Perkembangan makin membaik. Motivasi belajar printmaking terus bertambah karena Mahesa merasa senang belajar dengan gurunya dan juga dapat pergi dan pulang naik bus. Bersama aktivitas printmaking itu, perilaku OCD semakin berkurang.
Ia menjadi berani kotor, tidak berkeberatan terkena cat. Mahesa juga belajar mengenal proses berkarya itu sendiri, memakai alat-alat baru juga berani memakai alat-alat yang sebelumnya selalu ia hindari.
“Kami juga mendapat masukan dari para terapis Occupation Therapy Mahesa untuk mempraktikkan postur-postur tubuh yang dapat menguatkan otot-otot Mahesa selama aktivitas printmaking.

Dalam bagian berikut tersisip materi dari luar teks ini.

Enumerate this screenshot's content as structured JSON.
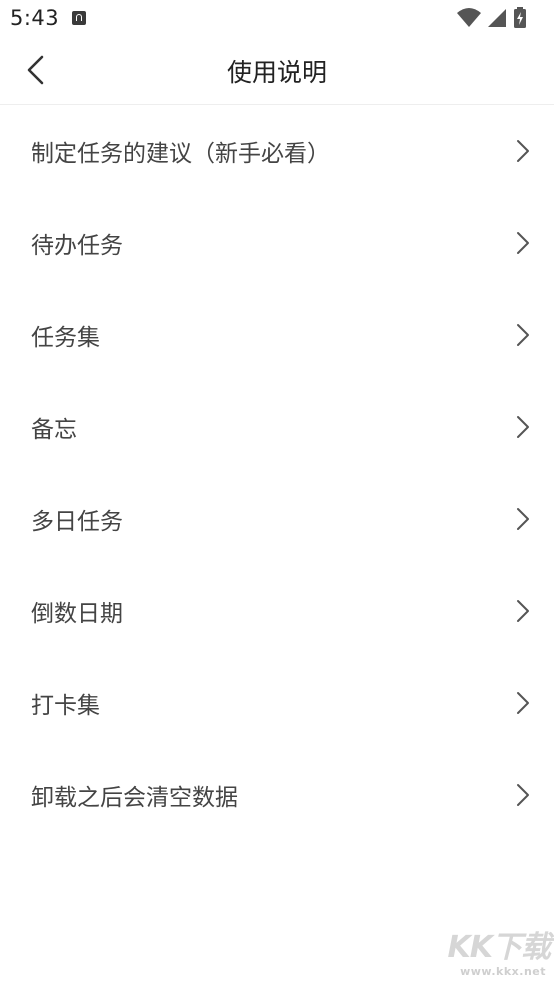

Di samping itu, di luar ekspektasi saya, Mahesa berani menaruh kepercayaan besar terhadap orang lain selain orang terdekatnya. Ia mampu menjalin relasi yang kuat dengan gurunya, Fajar,” katanya.

Rini menambahkan, selama kurang lebih 4 tahun Mahesa berkarya, banyak sekali cerita, pengalaman sedih dan bahagia yang mereka dapatkan. Pameran tunggal pertama ini merupakan perayaan ungkapan syukur dari sepenggal perjalanan hidup mereka atas apa yang telah Mahesa capai.
“Sebuah proses yang awalnya sulit, penuh perjuangan seperti tidak mungkin tetapi akhirnya membuahkan hasil. Bukan hanya untuk Mahesa, tetapi untuk saya sebagai ibunya dan tentu saja untuk Mr. Fajar sebagai hasil ketekunan dan kesabarannya. Kami bersyukur dan berterima kasih pada Allah Yang Maha Baik untuk orang-orang terdekat kami, khususnya Yangkung dan Yangti Mahesa yang selalu mencintai dan mendukung kami. Juga untuk semua teman yang selalu ada untuk kami. Dan khususnya untuk Mr. Fajar sebagai guru dan teman yang sudah mau menjadi bagian dalam perjalanan hidup kami.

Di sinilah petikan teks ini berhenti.